Kirk Woodall                            
Vent-A-Hood/Milestone Distributors // CEO, Milestone Distributors
Blair Woodall
Vent-A-Hood/Milestone Distributors // Executive Committee Member
Blake E. Woodall
Vent-A-Hood/Milestone Distributors // Vice President of Sales

Designing products is William Miles “Skip” Woodall’s passion. He gets to indulge it every day as CEO of a division of the company founded and still operated by his family after 80 years.

The Vent-A-Hood brand got its start in 1933 with an inventor who had an idea for residential vent hoods. The company was supported by Dallas financier Carr P. Collins, who hired his nephew, Miles Woodall Jr., to manage it.

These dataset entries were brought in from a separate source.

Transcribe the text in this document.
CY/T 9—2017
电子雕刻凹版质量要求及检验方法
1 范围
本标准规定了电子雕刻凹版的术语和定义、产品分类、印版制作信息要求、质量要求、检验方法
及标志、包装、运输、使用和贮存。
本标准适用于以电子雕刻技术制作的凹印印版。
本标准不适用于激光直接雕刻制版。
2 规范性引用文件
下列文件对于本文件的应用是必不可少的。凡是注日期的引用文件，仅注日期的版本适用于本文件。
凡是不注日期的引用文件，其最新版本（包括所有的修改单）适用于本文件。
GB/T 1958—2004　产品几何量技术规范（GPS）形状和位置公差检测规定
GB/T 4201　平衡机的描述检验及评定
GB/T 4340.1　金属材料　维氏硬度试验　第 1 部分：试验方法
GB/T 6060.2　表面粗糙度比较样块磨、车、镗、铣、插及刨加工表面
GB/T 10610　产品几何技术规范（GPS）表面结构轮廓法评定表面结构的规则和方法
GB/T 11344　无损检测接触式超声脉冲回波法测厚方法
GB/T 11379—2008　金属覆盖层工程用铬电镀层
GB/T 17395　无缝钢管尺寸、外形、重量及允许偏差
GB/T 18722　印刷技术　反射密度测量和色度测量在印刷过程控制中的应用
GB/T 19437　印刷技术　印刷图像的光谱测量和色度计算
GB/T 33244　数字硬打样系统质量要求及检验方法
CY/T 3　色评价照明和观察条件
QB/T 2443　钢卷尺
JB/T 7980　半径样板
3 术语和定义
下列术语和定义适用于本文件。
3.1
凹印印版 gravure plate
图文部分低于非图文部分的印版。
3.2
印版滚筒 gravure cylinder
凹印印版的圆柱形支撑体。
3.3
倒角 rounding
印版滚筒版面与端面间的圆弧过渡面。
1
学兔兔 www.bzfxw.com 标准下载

Today, the operational reins are in the hands of Woodall’s sons, Skip, who serves as  CEO of VAH Ltd.; Blake E. Woodall, who’s vice president of sales; Kirk Woodall, CEO of Milestone Distributors; and Blair P. Woodall, Executive Committee member.

Skip Woodall has worked at Vent-A-Hood since he was 12 years old, starting out on the assembly line. He says he knows how to do every job in the company, but the one he enjoys most is design. He holds a number of patents and has several pending.

The company’s products are manufactured in its Richardson factory. Revenue, which comes from its three divisions, Vent-A-Hood Ltd., Vent-A-Hood Realty, and Milestone Distributors, has grown 37 percent during the past three years. It’s up 20 percent so far in 2013.

“Our big secret is that we keep our employees,” Woodall says. “We have several people who have worked here 25 or 30 years.”
—Glenda Vosburgh


Randall Starr
TopGolf International // Chief Development Officer
Neil Allen
TopGolf International // Chief Operating Officer
Erik Anderson
TopGolf International // Executive Chairman

It starts with Saturday morning coffee. That’s when Randall Starr, Neil Allen, and Erik Anderson drink java and discuss business. The three find the weekly check-in—sometimes done virtually—keeps TopGolf International running smoothly.

The “management by committee” style has worked well as TopGolf has rebuilt itself from a minor player into an entertainment powerhouse. Although the company recently hired a new CEO, there’s no indication yet the dynamic committee style will exit the scene.

The obstacles were many when the threesome took over in January 2011: The company lacked vision, and its locations were underperforming financially.

The three made giant leaps quickly. Within a year, TopGolf relocated Chicago and London offices to Dallas, created a brand values statement, and introduced a company culture that focused on providing guests with a memorable experience with its high-tech driving ranges and entertainment concept. It also hired an architectural heavyweight to redesign its facilities and conceived a new business model.

Agreeing on a core vision focused the trio. “A framework really helps you move quickly,” Starr says.

In 2012, revenue was $48 million. This year sales could reach $100 million, due in part to new facilities and improved revenue at existing locations. A publicly traded real estate investment trust liked the revamped TopGolf so much that it has sunk $40 million into the concept so far and plans to finance the next eight to 10 facilities.

“We have a strong sense of mission and culture,” Anderson says. “We tend not to promote ourselves. We are always promoting TopGolf.”